Colin Evans garden tips
May is just around the corner but even our gardening guru Colin Evans has had trouble knuckling down to some good ole weeding - thanks to the wet weather we've been having. See below for his weekly garden tips.
As we move swiftly into May, I can't believe the year is moving on so quickly and I seem to have spent so little time in my garden.
The recent wet and cold weather has kept us out of our gardens, however, as we move further into summer we can look forward to many productive months outside.
In the past few days I have at least had a chance to get the lawns cut and some much needed weeding done in the shrub borders.
Although the ground was quite wet I managed to get a large area of weeds cleared. The challenge was to get as many weeds cleared before I decided I had had enough and that meant there are still quite a few still to be tackled before they take over.
You may well wonder why I have left it till now to get on with the border maintenance, but as I have said the wet ground has not helped but also to complicate matters, the early flowering bulbs were well and truly in fine health and I did not want to disturb them.
So in future, when I decide to plant spring bulbs I will make sure they are in a part of the garden where I can carry out the weeding before the little blighter's weave their way around the leaves of the bulbs.
As a professional horticulturist and garden designer I try and include the more unusual and exotic plants in my garden schemes, and, shrubs that provide dramatic colour are always part of my planting designs.
Pittosporum Tenuifolium County Park Dwarf
If you have a sheltered spot in your garden then make way for Pittosporum.
One of my all time favorites is Pittosporum Tenuifolium County Park Dwarf, or Tom Thumb.
This variety is small compared with some of its larger cousins and will fit into many garden schemes both in the open ground and in pots.
In warmer coastal areas they make wonderful wind breaks and can make very substantial hedges.
County Park Dwarf is grown mainly for it's purple chocolate-coloured crinkled leaves with the new shoots starting life as bright green which turn to that magnificent purple once they mature.
The foliage - when cut and added to an indoor flower display - will make a stunning focal point.
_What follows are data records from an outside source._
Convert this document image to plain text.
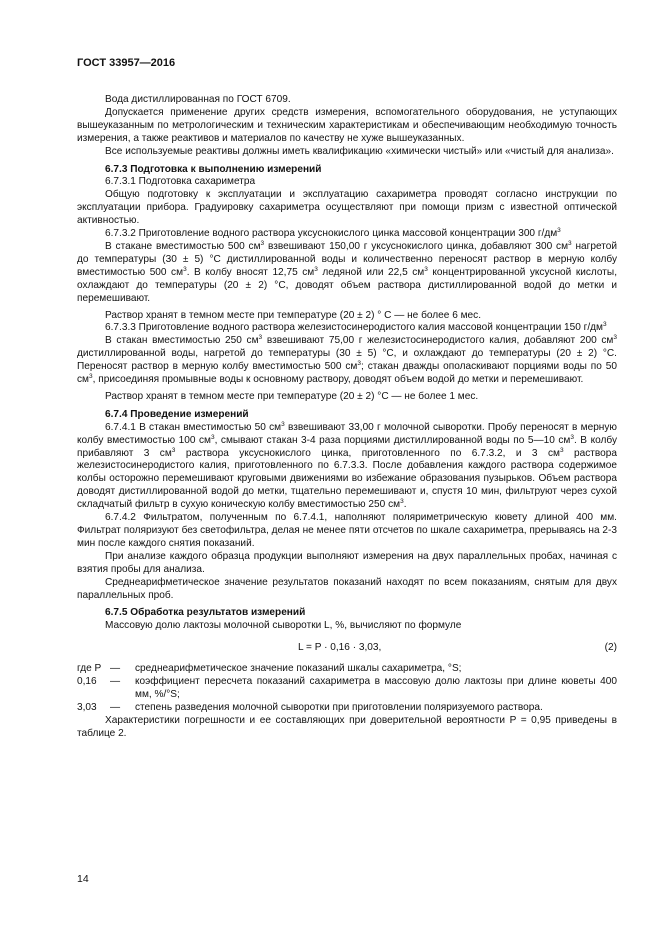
ГОСТ 33957—2016

Вода дистиллированная по ГОСТ 6709.

Допускается применение других средств измерения, вспомогательного оборудования, не уступающих вышеуказанным по метрологическим и техническим характеристикам и обеспечивающим необходимую точность измерения, а также реактивов и материалов по качеству не хуже вышеуказанных.

Все используемые реактивы должны иметь квалификацию «химически чистый» или «чистый для анализа».

6.7.3 Подготовка к выполнению измерений

6.7.3.1 Подготовка сахариметра

Общую подготовку к эксплуатации и эксплуатацию сахариметра проводят согласно инструкции по эксплуатации прибора. Градуировку сахариметра осуществляют при помощи призм с известной оптической активностью.

6.7.3.2 Приготовление водного раствора уксуснокислого цинка массовой концентрации 300 $г/дм^3$

В стакане вместимостью 500 $см^3$ взвешивают 150,00 г уксуснокислого цинка, добавляют 300 $см^3$ нагретой до температуры (30 ± 5) °С дистиллированной воды и количественно переносят раствор в мерную колбу вместимостью 500 $см^3$. В колбу вносят 12,75 $см^3$ ледяной или 22,5 $см^3$ концентрированной уксусной кислоты, охлаждают до температуры (20 ± 2) °С, доводят объем раствора дистиллированной водой до метки и перемешивают.

Раствор хранят в темном месте при температуре (20 ± 2) ° С — не более 6 мес.

6.7.3.3 Приготовление водного раствора железистосинеродистого калия массовой концентрации 150 $г/дм^3$

В стакан вместимостью 250 $см^3$ взвешивают 75,00 г железистосинеродистого калия, добавляют 200 $см^3$ дистиллированной воды, нагретой до температуры (30 ± 5) °С, и охлаждают до температуры (20 ± 2) °С. Переносят раствор в мерную колбу вместимостью 500 $см^3$; стакан дважды ополаскивают порциями воды по 50 $см^3$, присоединяя промывные воды к основному раствору, доводят объем водой до метки и перемешивают.

Раствор хранят в темном месте при температуре (20 ± 2) °С — не более 1 мес.

6.7.4 Проведение измерений

6.7.4.1 В стакан вместимостью 50 $см^3$ взвешивают 33,00 г молочной сыворотки. Пробу переносят в мерную колбу вместимостью 100 $см^3$, смывают стакан 3-4 раза порциями дистиллированной воды по 5—10 $см^3$. В колбу прибавляют 3 $см^3$ раствора уксуснокислого цинка, приготовленного по 6.7.3.2, и 3 $см^3$ раствора железистосинеродистого калия, приготовленного по 6.7.3.3. После добавления каждого раствора содержимое колбы осторожно перемешивают круговыми движениями во избежание образования пузырьков. Объем раствора доводят дистиллированной водой до метки, тщательно перемешивают и, спустя 10 мин, фильтруют через сухой складчатый фильтр в сухую коническую колбу вместимостью 250 $см^3$.

6.7.4.2 Фильтратом, полученным по 6.7.4.1, наполняют поляриметрическую кювету длиной 400 мм. Фильтрат поляризуют без светофильтра, делая не менее пяти отсчетов по шкале сахариметра, прерываясь на 2-3 мин после каждого снятия показаний.

При анализе каждого образца продукции выполняют измерения на двух параллельных пробах, начиная с взятия пробы для анализа.

Среднеарифметическое значение результатов показаний находят по всем показаниям, снятым для двух параллельных проб.

6.7.5 Обработка результатов измерений

Массовую долю лактозы молочной сыворотки L, %, вычисляют по формуле

L = P · 0,16 · 3,03,	(2)
где P — среднеарифметическое значение показаний шкалы сахариметра, °S;
0,16 — коэффициент пересчета показаний сахариметра в массовую долю лактозы при длине кюветы 400 мм, %/°S;
3,03 — степень разведения молочной сыворотки при приготовлении поляризуемого раствора.

Характеристики погрешности и ее составляющих при доверительной вероятности P = 0,95 приведены в таблице 2.

14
Use it where you can and it won't disappoint.
It's still a good time to fill in the bare patches on the lawn with new seed.
A novel way of cutting the grass
Just rake over the affected area and sprinkle some new grass seed over the bare ground then add a little compost over the top and firm in.
In about two weeks the new seedlings will show above the soil surface.
Leave until it has made some growth and then gently cut with shears and in a few weeks with the lawn mower.
If you want instant repairs then get some turf rolls from the garden centre. This will give an instant effect once laid in the bare patches.
Hellebores or Lenten Roses gave some good colour this early spring and many now will be in full flower.
If you want to propagate some new plants then simply rake the ground just below each plant to remove the derbies and make a fine tilth on the soil. The seeds will fall from the Hellebores and in time will germinate and provide you with new plants.
Once the seedlings can be handled then lift and plant them individually into pots. Grow on for some time and plant in the open ground in Autumn.
Runner Beans and Peas
Sow both Runner Beans and Peas. Each can be sown in separate pots, germinated and planted outside when big enough.
If you want to speed up the process then sow the seeds directly into the open ground. They may be slower to germinate but you will get some very sturdy plants.
If the garden is troubled by birds then use one of the white flowered varieties of Runner Bean, say White lady, which gives great crops as well.
When selecting pea varieties try some of the newer types like Greensage or Rondo which is one of the best croppers.